Pour tenter de casser la journée Ville Morte que l’opposition a organisée le mois dernier, juste la veille, nous avons été étonnés de voir une « délégation » des jeunes de l’axe Hamdallaye-Bambéto-Cosa reçue par le président qui brusquement se rappelait qu’ils sont aussi des jeunes Guinéens, pas juste bons à violenter, à violer et à tuer. Tout le monde a compris que c’était un pur montage digne des vieilles habitudes du RPG-PDG. Les belles paroles de ce jour resteront lettre morte car c’était une manipulation. Si le Pr. connaissait un peu la Guinée, il aurait dû savoir que ces jeunes de l’axe sont les enfants et petits-enfants des Peulhs mêmes que Sékou Touré a chassés de Kaloum lors des pogroms qu’il a organisés à l’époque avec l’aide des mercenaires libériens et sierra-léonais, comme il l’a lui-même avoué en juillet 76. Ces jeunes ne seront donc jamais des alliés à un politicien qui leur a ouvertement déclaré la guerre, a licencié leurs frères et oncles de tous les emplois publics afin de faire d’eux des étrangers dans leur propre patrie.
Nous ne manquerons pas de rappeler en passant que le sabotage imposé aux syndicats participe de la même démarche. Les syndicalistes passeront le temps à exposer leurs différends au tribunal et n’auront pas le loisir de penser à organiser des grèves malgré la chute du niveau de vie réel des travailleurs. Dans la même connexité, la réconciliation nationale est devenue un slogan creux, un os lancé pour occuper la galerie pendant que le président burkinabé du RPG continue en toute tranquillité son œuvre de destruction du tissu social guinéen.

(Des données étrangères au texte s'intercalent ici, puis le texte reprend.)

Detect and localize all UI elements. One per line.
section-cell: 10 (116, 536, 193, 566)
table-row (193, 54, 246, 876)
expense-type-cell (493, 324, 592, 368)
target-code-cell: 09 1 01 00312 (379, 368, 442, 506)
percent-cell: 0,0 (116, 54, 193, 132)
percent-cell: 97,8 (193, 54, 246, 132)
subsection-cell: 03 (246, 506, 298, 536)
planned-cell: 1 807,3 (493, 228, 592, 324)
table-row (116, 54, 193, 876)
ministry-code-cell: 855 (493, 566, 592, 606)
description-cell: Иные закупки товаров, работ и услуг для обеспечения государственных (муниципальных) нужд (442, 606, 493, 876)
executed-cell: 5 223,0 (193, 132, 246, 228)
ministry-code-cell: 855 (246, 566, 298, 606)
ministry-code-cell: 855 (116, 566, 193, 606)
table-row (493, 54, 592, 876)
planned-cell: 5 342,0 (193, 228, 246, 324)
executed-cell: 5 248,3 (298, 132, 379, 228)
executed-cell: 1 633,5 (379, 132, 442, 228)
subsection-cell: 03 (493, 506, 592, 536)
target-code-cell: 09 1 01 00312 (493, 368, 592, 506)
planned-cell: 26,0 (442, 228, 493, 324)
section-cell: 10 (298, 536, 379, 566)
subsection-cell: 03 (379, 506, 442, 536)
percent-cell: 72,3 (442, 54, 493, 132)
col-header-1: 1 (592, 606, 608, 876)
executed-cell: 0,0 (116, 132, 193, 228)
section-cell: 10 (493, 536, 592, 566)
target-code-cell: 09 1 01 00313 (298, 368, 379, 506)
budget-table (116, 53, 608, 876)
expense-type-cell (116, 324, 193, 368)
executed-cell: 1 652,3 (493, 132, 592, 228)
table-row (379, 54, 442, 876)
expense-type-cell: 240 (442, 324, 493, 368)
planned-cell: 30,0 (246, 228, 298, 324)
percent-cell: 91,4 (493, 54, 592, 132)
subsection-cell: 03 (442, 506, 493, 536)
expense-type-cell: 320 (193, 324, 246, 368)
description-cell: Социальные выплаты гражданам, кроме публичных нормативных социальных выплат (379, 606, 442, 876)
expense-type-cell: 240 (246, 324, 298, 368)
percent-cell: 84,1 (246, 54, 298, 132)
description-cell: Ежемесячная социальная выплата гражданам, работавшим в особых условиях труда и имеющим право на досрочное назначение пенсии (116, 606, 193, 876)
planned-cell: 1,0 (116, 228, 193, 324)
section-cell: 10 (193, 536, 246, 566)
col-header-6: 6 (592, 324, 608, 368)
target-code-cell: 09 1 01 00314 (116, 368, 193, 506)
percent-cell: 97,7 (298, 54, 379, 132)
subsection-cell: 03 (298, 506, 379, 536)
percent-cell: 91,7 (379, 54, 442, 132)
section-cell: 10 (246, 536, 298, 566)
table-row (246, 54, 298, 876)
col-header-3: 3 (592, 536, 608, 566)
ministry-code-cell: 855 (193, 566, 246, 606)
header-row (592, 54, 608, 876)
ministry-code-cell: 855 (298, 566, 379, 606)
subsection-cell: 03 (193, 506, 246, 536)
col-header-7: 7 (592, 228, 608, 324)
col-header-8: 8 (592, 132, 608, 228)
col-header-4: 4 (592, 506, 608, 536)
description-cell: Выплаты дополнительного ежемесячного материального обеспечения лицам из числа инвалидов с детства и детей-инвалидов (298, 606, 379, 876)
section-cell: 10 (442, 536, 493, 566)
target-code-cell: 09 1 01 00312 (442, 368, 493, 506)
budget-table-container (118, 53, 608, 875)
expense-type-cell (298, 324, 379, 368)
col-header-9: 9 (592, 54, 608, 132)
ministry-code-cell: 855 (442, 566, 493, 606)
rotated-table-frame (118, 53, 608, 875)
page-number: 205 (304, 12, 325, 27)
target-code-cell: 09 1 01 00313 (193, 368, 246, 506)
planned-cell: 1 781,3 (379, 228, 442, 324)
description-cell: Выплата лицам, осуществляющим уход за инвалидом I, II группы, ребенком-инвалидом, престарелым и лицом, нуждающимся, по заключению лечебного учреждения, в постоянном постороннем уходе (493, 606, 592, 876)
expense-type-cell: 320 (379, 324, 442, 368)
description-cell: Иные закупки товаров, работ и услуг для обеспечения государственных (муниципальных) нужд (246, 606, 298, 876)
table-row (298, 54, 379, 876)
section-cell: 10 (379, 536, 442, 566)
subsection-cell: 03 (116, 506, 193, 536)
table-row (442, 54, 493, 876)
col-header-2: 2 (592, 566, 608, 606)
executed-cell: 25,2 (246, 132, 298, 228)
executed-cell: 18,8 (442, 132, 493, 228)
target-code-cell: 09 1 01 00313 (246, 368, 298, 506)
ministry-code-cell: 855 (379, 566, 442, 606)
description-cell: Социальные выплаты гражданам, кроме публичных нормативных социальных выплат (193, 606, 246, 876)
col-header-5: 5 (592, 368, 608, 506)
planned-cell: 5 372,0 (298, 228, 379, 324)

Rappelons-nous aussi l’attaque perpétrée contre le cortège de Cellou et ses partisans à Coyah et faussement imputée à l’UFR.

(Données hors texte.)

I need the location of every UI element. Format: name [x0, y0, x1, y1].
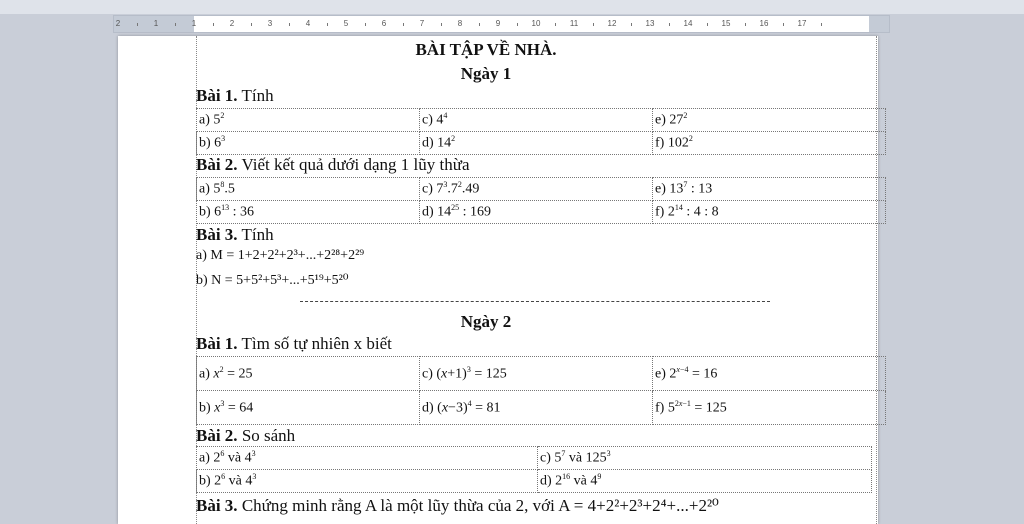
horizontal-ruler[interactable]: [113, 15, 890, 33]
ruler-tick: [479, 23, 480, 26]
ruler-number: 2: [115, 19, 121, 28]
day1-ex3-item-b: b) N = 5+5²+5³+...+5¹⁹+5²⁰: [196, 273, 349, 288]
ruler-tick: [403, 23, 404, 26]
day2-ex1-heading: Bài 1. Tìm số tự nhiên x biết: [196, 334, 392, 353]
ruler-number: 17: [797, 19, 807, 28]
ruler-right-margin: [869, 16, 889, 32]
ruler-tick: [745, 23, 746, 26]
ruler-tick: [327, 23, 328, 26]
ruler-tick: [593, 23, 594, 26]
day1-ex1-table: a) $5^2$ c) $4^4$ e) $27^2$ b) $6^3$ d) $14^2$ f) $102^2$: [196, 108, 886, 155]
ruler-tick: [669, 23, 670, 26]
ruler-tick: [707, 23, 708, 26]
ruler-tick: [441, 23, 442, 26]
day1-ex3-item-a: a) M = 1+2+2²+2³+...+2²⁸+2²⁹: [196, 248, 365, 263]
day2-ex2-table: a) $2^6$ và $4^3$ c) $5^7$ và $125^3$ b) $2^6$ và $4^3$ d) $2^{16}$ và $4^9$: [196, 446, 872, 493]
title-bar: [0, 0, 1024, 14]
document-page[interactable]: [118, 36, 878, 524]
ruler-tick: [175, 23, 176, 26]
ruler-tick: [517, 23, 518, 26]
day1-heading: Ngày 1: [460, 64, 512, 83]
day2-heading: Ngày 2: [460, 312, 512, 331]
ruler-number: 14: [683, 19, 693, 28]
ruler-number: 3: [267, 19, 273, 28]
day2-ex2-heading: Bài 2. So sánh: [196, 426, 296, 445]
ruler-number: 7: [419, 19, 425, 28]
day2-ex3-heading: Bài 3. Chứng minh rằng A là một lũy thừa của 2, với A = 4+2²+2³+2⁴+...+2²⁰: [196, 496, 719, 515]
ruler-tick: [365, 23, 366, 26]
day1-ex2-table: a) $5^8.5$ c) $7^3.7^2.49$ e) $13^7$ : 13 b) $6^{13}$ : 36 d) $14^{25}$ : 169 f) $2^{14}$ : 4 : 8: [196, 177, 886, 224]
ruler-number: 8: [457, 19, 463, 28]
ruler-tick: [631, 23, 632, 26]
ruler-number: 16: [759, 19, 769, 28]
ruler-number: 11: [569, 19, 579, 28]
ruler-number: 6: [381, 19, 387, 28]
day1-ex3-heading: Bài 3. Tính: [196, 225, 274, 244]
ruler-number: 9: [495, 19, 501, 28]
document-title: BÀI TẬP VỀ NHÀ.: [415, 40, 557, 59]
ruler-tick: [783, 23, 784, 26]
day1-ex2-heading: Bài 2. Viết kết quả dưới dạng 1 lũy thừa: [196, 155, 470, 174]
section-separator: [300, 301, 770, 302]
day2-ex1-table: a) $x^2 = 25$ c) $(x+1)^3 = 125$ e) $2^{x-4} = 16$ b) $x^3 = 64$ d) $(x-3)^4 = 81$ f) $5^{2x-1} = 125$: [196, 356, 886, 425]
ruler-number: 2: [229, 19, 235, 28]
ruler-number: 1: [191, 19, 197, 28]
ruler-number: 13: [645, 19, 655, 28]
ruler-number: 15: [721, 19, 731, 28]
ruler-number: 4: [305, 19, 311, 28]
ruler-number: 12: [607, 19, 617, 28]
ruler-number: 1: [153, 19, 159, 28]
ruler-tick: [137, 23, 138, 26]
ruler-tick: [251, 23, 252, 26]
ruler-number: 5: [343, 19, 349, 28]
ruler-tick: [289, 23, 290, 26]
ruler-tick: [213, 23, 214, 26]
day1-ex1-heading: Bài 1. Tính: [196, 86, 274, 105]
ruler-tick: [555, 23, 556, 26]
ruler-number: 10: [531, 19, 541, 28]
ruler-tick: [821, 23, 822, 26]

Puisque nous connaissons maintenant les méthodes d’intoxication (physique et psychologique) de ce qui est devenu maintenant l’Etat-RPG, nous pouvons prévoir aisément la future manipulation qui, vous le devinez, concernera les prochaines élections législatives. Il s’agit de nous imposer une élection entièrement contrôlée par le RPG et forcément gagnée d’avance. La mouvance pourrait se contenter d’un taux de participation même de 30% pour que le Grimpeur se « légitimise » enfin. La vraie opposition démocratique doit tout faire pour empêcher une telle mascarade électorale à cause des graves dangers qu’elle recèle pour la démocratie en Guinée. Il vaut mieux que le dictateur continue à gouverner sans Assemblée nationale que de gouverner avec une Assemblée à sa solde. Si cette manipulation électorale fonctionne, il y a un risque élevé que le peuple de Guinée soit abandonné à son propre sort, c'est-à-dire que les démocraties occidentales pourraient se lasser du cas guinéen et se contenter d’une Assemblée mal élue comme elles ont déjà toléré plusieurs chefs d’Etat africains mal élus. C’est le grand souhait du président du RPG qui pourra alors tranquillement acheter un soutien en cédant aux sirènes du capitalisme financier international prêt à s’accaparer de nos ressources minières, hydriques et agricoles. C’est peut-être le lieu de rappeler au Grimpeur la fameuse phrase d’Abraham Lincoln que l’on peut tromper une partie du peuple tout le temps, tout le peuple une partie du temps, mais jamais tout le peuple tout le temps. Le peuple de Guinée se réveillera bientôt ; parce qu’il a compris la GRANDE MANIPULATION.